Forse proprio qui, ma non solo qui, si intuisce la scommessa di Spazio Rivista quando immagina come materializzare – magari su un palco – quello che pubblica. E al gioco – a questo gioco – potrebbe prestarsi tanto il racconto quanto la poesia.
Come la poesia “veloce” di Laura Rosa: “Brandelli di luce davanti agli occhi socchiusi. Se apri gli occhi i brandelli si uniscono”. O, ancora, come il racconto di Annalia Bellan che senza sforzo indica il canovaccio possibile di una piece fin dal prologo: “Che cosa accadrebbe se vi fosse un messia? Se la folla si trovasse davanti la tanto attesa salvezza? Sarebbe davvero felice?” Dentro Spazio Rivista un po’ di inconsueto, anche grafico, ci sta bene.
E’ l’inconsueto a scrittura sbilenca di Paolino Paperino, (Luigi Siviero): “Paperino pianse, pallido. Prese pistola, pallottole, pallettoni. Però pensò: “Polvere pirica! Potrei pappare piste pirotecniche!” Paperino, pago, pagò pegno perendo pazzerello”.
Palestra di scritture, immagini, vocalità. Spazio Rivista chiude così come aveva iniziato, rivendicando e ribadendo la volontà di raccogliere più di ogni altra cosa l’eterogeneità per farne qualcosa di più. Forse teatro. Forse performance. Forse l’uno e l’altro. Si vedrà.

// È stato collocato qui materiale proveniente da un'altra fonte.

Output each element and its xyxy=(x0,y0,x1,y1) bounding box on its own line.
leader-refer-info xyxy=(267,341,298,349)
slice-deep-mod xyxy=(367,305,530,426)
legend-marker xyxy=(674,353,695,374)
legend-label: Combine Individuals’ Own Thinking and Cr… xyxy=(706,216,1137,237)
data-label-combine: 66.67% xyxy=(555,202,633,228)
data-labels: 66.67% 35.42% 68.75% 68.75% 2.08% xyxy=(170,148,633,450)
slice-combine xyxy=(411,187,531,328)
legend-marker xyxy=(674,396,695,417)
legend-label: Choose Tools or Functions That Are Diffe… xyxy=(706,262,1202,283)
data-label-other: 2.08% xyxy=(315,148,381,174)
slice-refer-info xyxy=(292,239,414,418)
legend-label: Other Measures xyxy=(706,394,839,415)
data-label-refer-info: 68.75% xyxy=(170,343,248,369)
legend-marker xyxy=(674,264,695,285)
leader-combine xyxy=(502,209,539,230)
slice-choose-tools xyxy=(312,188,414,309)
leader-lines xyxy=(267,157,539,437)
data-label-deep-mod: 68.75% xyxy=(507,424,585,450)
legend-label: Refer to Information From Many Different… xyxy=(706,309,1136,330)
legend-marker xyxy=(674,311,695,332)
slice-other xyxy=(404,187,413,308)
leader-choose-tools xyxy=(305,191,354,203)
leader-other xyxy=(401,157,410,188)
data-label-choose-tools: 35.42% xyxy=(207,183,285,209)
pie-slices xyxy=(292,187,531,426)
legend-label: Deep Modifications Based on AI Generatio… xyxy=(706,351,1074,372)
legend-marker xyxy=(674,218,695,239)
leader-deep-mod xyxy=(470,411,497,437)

Ma intanto si vede già in questo numero zero quanto sia il bisogno di uscire allo scoperto da parte di chi non ha fama letteraria ma ha certamente fame di letteratura. E per questo la sfida di Spazio Rivista, la sfida di Spazio 14, appare meritoria. Allarga gli orizzonti. Offre occasioni a chi prova a sperimentare le più diverse forme di espressività. Mica è poco. Per chi lo ha ideato Spazio Rivista è già una festa. E legittimamente domani a Spazio 14 si farà festa – dalle 20- sfogliando il numero zero. Con la festa debutterà tuttavia anche un nuovo percorso, quello di Freeday. Venerdì, (Friday) che diventa free (libero). Libero di liberare ogni genere di creatività.